Both of Shepard’s parents appear in the movie, as do many other people who knew him. Talking about Matthew was sometimes painful for them, Josue says, “but I think everyone, all his close friends, his teachers, his family were all very willing to share the Matt that we remembered and that we cherished.”

She adds, “I often compare it to reopening some very old wounds that never healed properly. So there’s a lot of tears, of course, but you know, there are also some really joyful moments when we were able to reminisce and remember little things about Matt that we had forgotten over time.”

Matthew’s brother, Logan, who is now 34, declined to participate in the film. “He’s very introverted like Judy and he’s more of an advocate behind the scenes,” Dennis Shepard says, adding that Logan is deeply involved with antibullying efforts and all the work of the Matthew Shepard Foundation, set up by the family to advocate for LGBT equality through a variety of programs.

The film, Dennis notes, is very honest. He says it’s one of four accounts of Matthew’s life and death that are totally honest, the others being Judy’s book, The Meaning of Matthew, and the playsThe Laramie Project and its sequel, The Laramie Project: Ten Years Later. He and Josue dismiss as “totally bogus” the accounts that claim Matthew’s murder was not motivated by his killers’ homophobia but was instead the result of a drug deal gone bad. “We just ignore it because those who want to believe something that strange and odd will believe it,” he says.
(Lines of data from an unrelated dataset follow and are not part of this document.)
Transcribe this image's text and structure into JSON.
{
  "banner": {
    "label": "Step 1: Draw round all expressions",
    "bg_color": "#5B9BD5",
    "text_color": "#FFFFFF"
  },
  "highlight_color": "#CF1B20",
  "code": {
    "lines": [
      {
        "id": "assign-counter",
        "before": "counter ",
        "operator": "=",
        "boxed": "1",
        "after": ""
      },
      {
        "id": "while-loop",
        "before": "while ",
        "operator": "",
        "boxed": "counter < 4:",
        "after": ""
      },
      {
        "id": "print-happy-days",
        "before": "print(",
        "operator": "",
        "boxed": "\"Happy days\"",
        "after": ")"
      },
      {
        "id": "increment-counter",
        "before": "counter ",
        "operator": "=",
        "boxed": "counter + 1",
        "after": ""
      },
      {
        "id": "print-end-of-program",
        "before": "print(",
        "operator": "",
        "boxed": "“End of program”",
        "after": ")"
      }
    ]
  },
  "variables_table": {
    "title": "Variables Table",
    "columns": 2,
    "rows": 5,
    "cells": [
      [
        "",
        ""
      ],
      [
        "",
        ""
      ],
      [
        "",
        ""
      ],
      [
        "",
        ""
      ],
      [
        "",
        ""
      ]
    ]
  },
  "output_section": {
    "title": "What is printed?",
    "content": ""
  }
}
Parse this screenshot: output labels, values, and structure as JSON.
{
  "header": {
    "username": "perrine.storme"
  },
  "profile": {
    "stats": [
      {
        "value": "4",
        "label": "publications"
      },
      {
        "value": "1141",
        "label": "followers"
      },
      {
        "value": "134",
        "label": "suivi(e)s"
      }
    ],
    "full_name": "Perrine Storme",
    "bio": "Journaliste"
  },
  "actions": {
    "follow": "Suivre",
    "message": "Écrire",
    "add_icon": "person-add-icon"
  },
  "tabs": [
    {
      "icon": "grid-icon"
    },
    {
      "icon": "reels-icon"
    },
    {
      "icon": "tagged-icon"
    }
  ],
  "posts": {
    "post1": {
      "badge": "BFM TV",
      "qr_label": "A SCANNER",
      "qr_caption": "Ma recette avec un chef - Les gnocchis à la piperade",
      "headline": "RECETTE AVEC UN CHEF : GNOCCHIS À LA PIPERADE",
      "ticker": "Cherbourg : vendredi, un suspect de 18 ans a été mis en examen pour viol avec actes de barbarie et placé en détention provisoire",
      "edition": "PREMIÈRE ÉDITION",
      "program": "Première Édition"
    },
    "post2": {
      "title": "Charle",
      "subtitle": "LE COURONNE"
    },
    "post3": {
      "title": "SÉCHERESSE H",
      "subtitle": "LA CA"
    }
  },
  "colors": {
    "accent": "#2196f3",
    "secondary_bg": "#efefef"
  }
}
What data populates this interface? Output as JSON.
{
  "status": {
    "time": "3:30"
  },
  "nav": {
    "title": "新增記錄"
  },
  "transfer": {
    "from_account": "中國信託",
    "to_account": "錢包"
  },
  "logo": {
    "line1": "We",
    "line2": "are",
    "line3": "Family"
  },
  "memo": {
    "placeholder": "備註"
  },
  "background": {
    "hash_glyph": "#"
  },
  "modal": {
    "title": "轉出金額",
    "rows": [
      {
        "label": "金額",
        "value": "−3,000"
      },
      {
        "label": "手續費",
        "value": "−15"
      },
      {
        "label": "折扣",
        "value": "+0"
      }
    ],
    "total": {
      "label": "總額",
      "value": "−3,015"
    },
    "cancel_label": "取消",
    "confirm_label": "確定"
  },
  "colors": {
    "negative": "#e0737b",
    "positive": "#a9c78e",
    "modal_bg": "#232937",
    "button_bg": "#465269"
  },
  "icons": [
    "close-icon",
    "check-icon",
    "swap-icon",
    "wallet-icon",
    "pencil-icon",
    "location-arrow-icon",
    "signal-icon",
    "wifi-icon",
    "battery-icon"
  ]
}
Part of the movie’s honesty, he says, is making clear that Matthew “had failures and successes like everybody else.” He continues, “I think it’s important for young people to know that you’ll have good times and bad times.” The knowledge that some young people despair over the bad times to the point of suicide, he says, “just scares me to death.”

He and his wife, with their son and other allies, are working hard to keep other young LGBT people from despairing. One of the foundation’s projects is Matthew’s Place, an online community for LGBT youth, many of whom find little support in their families or schools.

Dennis and Judy’s work also includes visiting schools — this spring they’ll be talking to junior high students in San Francisco who are reading The Laramie Project — and, under the aegis of the U.S. State Department, traveling overseas to speak about Matthew and LGBT rights. They’ve been to 18 countries to date.

In a way, that effort is carrying out one of Matthew’s ambitions. “His goal was to go out and improve the world,” Dennis says. “He really loved this country and he thought those ideals should be taken everywhere.”

And continuing to tell his story, as through Matt Shepard Is a Friend of Mine, is important to any effort to improve the world for LGBT people, his father says. That the film will be edited into an educational version for schools is just critical,” he says. Young people, he explains, “need to understand that they’re standing on the shoulders of what Matt did, what happened to Matt, who is standing on the shoulders of what happened to Harvey Milk, who was standing on the shoulders of Stonewall.”

“History repeats itself,” he adds, “unless you educate and teach. And I think that’s what this film does.”